Une remarque pour commencer dirigée aux organisateurs : quand on programme une soirée, on ne la met pas le cul entre deux chaises avec un début à 19H30 et une conclusion tardive, après le départ des RER et des métros. Soit on commence tôt et on finit vers minuit pour que tout le monde puisse rentrer et se reposer avant de partir au boulot le vendredi (oui, bizarrement, il y a des gens qui vont aux concerts et travaillent le lendemain) ou on fait une soirée complète et on commence tard pour finir avec les premiers métros et bus. Logique mais pas tant que ça pour une organisation dont le concert s’est terminé avec les derniers moyens de transport. Pratique quand on bosse le lendemain et que l’on habite pas sur Paris! Merci à l’ami qui m’a hébergé sinon je n’aurais pas pu rester jusqu’au bout à cause de cette élitisme débile. Les concerts sont pour tout le monde, pas juste les parisiens.
Nous fûmes, moi et mon compagnon de route, bien avisés (mais pas totalement) d’arriver vers 20h30 et ainsi de louper un peu le début de la soirée quand on a constaté ce que l’on nous avait réservé. De la musique de club, fade et niaise. La salle remplie de bras croisés et de timides hochements de tête nous incitant à sortir en attendant mieux. Même topo pour les deux autres Dj d’ouverture malgré des allés et retour dans la salle de temps à autre avec un minimum d’espoir (mention spéciale au passage d’une chanson pop année 80 que j’avais oublié, à juste titre, et que l’on m’a remis dans la tête)

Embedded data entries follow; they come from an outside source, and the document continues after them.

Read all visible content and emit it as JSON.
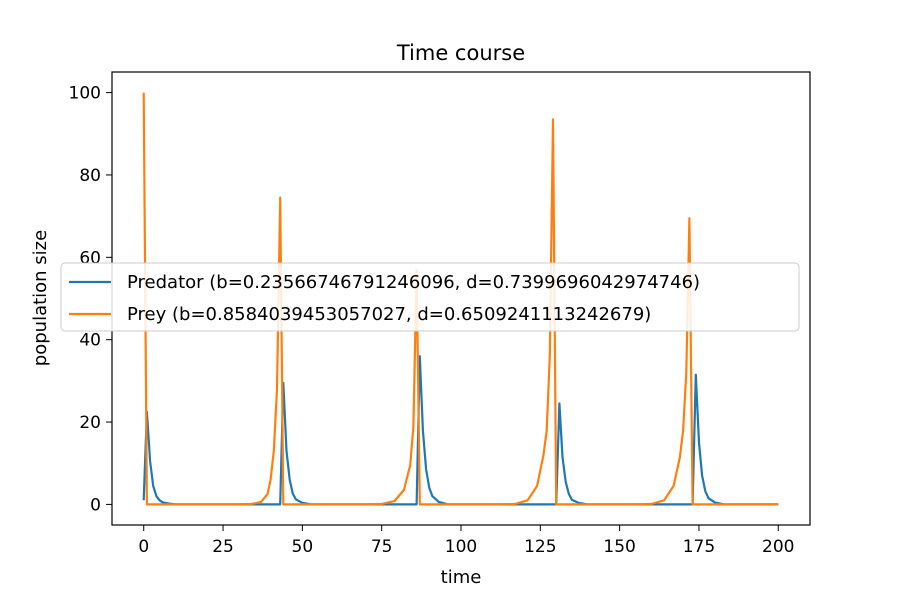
{
  "chart_data": {
    "type": "line",
    "title": "Time course",
    "xlabel": "time",
    "ylabel": "population size",
    "xlim": [
      -10,
      210
    ],
    "ylim": [
      -5,
      105
    ],
    "xticks": [
      0,
      25,
      50,
      75,
      100,
      125,
      150,
      175,
      200
    ],
    "yticks": [
      0,
      20,
      40,
      60,
      80,
      100
    ],
    "xtick_labels": [
      "0",
      "25",
      "50",
      "75",
      "100",
      "125",
      "150",
      "175",
      "200"
    ],
    "ytick_labels": [
      "0",
      "20",
      "40",
      "60",
      "80",
      "100"
    ],
    "grid": false,
    "legend_position": "center-left",
    "series": [
      {
        "name": "Predator (b=0.23566746791246096, d=0.7399696042974746)",
        "color": "#1f77b4",
        "points": [
          [
            0,
            1
          ],
          [
            1,
            22.5
          ],
          [
            2,
            10.5
          ],
          [
            3,
            4.5
          ],
          [
            4,
            2
          ],
          [
            5,
            1
          ],
          [
            6,
            0.5
          ],
          [
            8,
            0.2
          ],
          [
            10,
            0
          ],
          [
            43,
            0
          ],
          [
            44,
            29.5
          ],
          [
            45,
            13
          ],
          [
            46,
            6
          ],
          [
            47,
            2.6
          ],
          [
            48,
            1.2
          ],
          [
            50,
            0.4
          ],
          [
            53,
            0
          ],
          [
            86,
            0
          ],
          [
            87,
            36
          ],
          [
            88,
            18
          ],
          [
            89,
            8.5
          ],
          [
            90,
            4
          ],
          [
            91,
            2
          ],
          [
            93,
            0.6
          ],
          [
            96,
            0
          ],
          [
            130,
            0
          ],
          [
            131,
            24.5
          ],
          [
            132,
            11.5
          ],
          [
            133,
            5.5
          ],
          [
            134,
            2.5
          ],
          [
            135,
            1.1
          ],
          [
            137,
            0.4
          ],
          [
            140,
            0
          ],
          [
            173,
            0
          ],
          [
            174,
            31.5
          ],
          [
            175,
            15
          ],
          [
            176,
            7
          ],
          [
            177,
            3.2
          ],
          [
            178,
            1.5
          ],
          [
            180,
            0.5
          ],
          [
            183,
            0
          ],
          [
            200,
            0
          ]
        ]
      },
      {
        "name": "Prey (b=0.8584039453057027, d=0.6509241113242679)",
        "color": "#ff7f0e",
        "points": [
          [
            0,
            100
          ],
          [
            1,
            0
          ],
          [
            30,
            0
          ],
          [
            34,
            0.1
          ],
          [
            37,
            0.6
          ],
          [
            39,
            2.5
          ],
          [
            40,
            6
          ],
          [
            41,
            13
          ],
          [
            42,
            28
          ],
          [
            43,
            74.5
          ],
          [
            44,
            0
          ],
          [
            70,
            0
          ],
          [
            75,
            0.1
          ],
          [
            79,
            0.8
          ],
          [
            82,
            3.5
          ],
          [
            84,
            9.5
          ],
          [
            85,
            19
          ],
          [
            86,
            57
          ],
          [
            87,
            0
          ],
          [
            112,
            0
          ],
          [
            117,
            0.1
          ],
          [
            121,
            1
          ],
          [
            124,
            4.5
          ],
          [
            126,
            12
          ],
          [
            127,
            18
          ],
          [
            128,
            36
          ],
          [
            129,
            93.5
          ],
          [
            130,
            0
          ],
          [
            155,
            0
          ],
          [
            160,
            0.1
          ],
          [
            164,
            1
          ],
          [
            167,
            4.5
          ],
          [
            169,
            11.5
          ],
          [
            170,
            18
          ],
          [
            171,
            32
          ],
          [
            172,
            69.5
          ],
          [
            173,
            0
          ],
          [
            200,
            0
          ]
        ]
      }
    ]
  }
}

Nosaj Thing commence enfin vers 22H40 devant une animation de fond d’écran Windows complètement incohérente avec l’IDM qu’il nous présente, dix fois plus riche et dynamique que les trois Dj précédents. Meilleure réception aussi de la part du public qui ne le lui cachera pas avec moultes applaudissement en fin de set. Entre Flying Lotus et Four Tet, ce jeune asiatique californien flotte près de la tête d’affiche de ce soir, mais sans en atteindre la fraicheur. Les sonorités lumineuses qu’il projette sont dominées par une rythmique IDM assez house pour convenir à une atmosphère de club. Parfait pour le public de ce soir mais en revanche, passé une demi-heure son set m’a très vite ennuyé.
Enfin, après un déplacement de projecteur et le retard accumulé, Flying Lotus peut commencer vers minuit son set d’une heure et me rassurer de ne pas avoir perdu mon temps ce soir. Souriant et énergique, Steven Ellison aka Flying Lotus n’aura de cesse de réinventer ses morceaux dans des versions encore plus intelligentes, riches et denses. En nageant entre le cérébral et le dansant, il obtient un IDM ne reniant pas ses racines Drum and bass, gonflé d’éléments empruntés au rap et à la soul. La déconstruction commence dès le premier morceau avec une rythmique brisée et étouffante évoquant Dälek remixé par Venetian Snares. Le reste du set sera largement plus mélodique mais l’entrée en matière suffit à faire oublier l’heure, le public, l’agacement et de prendre son plaisir en sa compagnie.
Dansant avec son mix de manière à ce que chaque pulsation de son corps semble être transmise dans les machines qu’il manipule constamment, la projection d’images de Tetsuo, le chef d’oeuvre cyber punk de Shinya Tsukamoto derrière lui ne fait pas de doute quand à l’image qu’il se fait de son rapport à la machine. Il est lui-même homme machine, en symbiose avec son instrument. Décrit par certains sur les sites Rate Your Music et Last.fm comme du hip hop instrumental, les capacités de Wilson à remixer son propre travail et à le projeter dans un ailleurs rafraichissant lui permettent d’échapper à une catégorie aussi vague.
Son remix de Madvillain, transformé encore une fois ce soir là, ne permet pas d’en douter. Pourquoi alors le neveu de Alice Coltrane aurait-il choisit un titre empruntant un texte de Sun Ra, l’extra terrestre du free jazz déterminé à emmener le peuple noir dans les étoiles, où Madlib énonce « The wisdom of the past is the light of the past, the light which is to be the wisdom of the future, the light of the future casts the shadow of tomorrow » ? Difficile de ne pas y voir la transcription de la règle que suivent Madlib et Flying Lotus, emprunter au passé pour créer le présent. Un présent des plus enthousiasmant à l’aube d’un nouveau disque pour ce prodige à l’avenir rayonnant puisque le dernier titre, joué en rappel, sera l’un de son prochain album, Cosmogramma, à paraître le 3 Mai.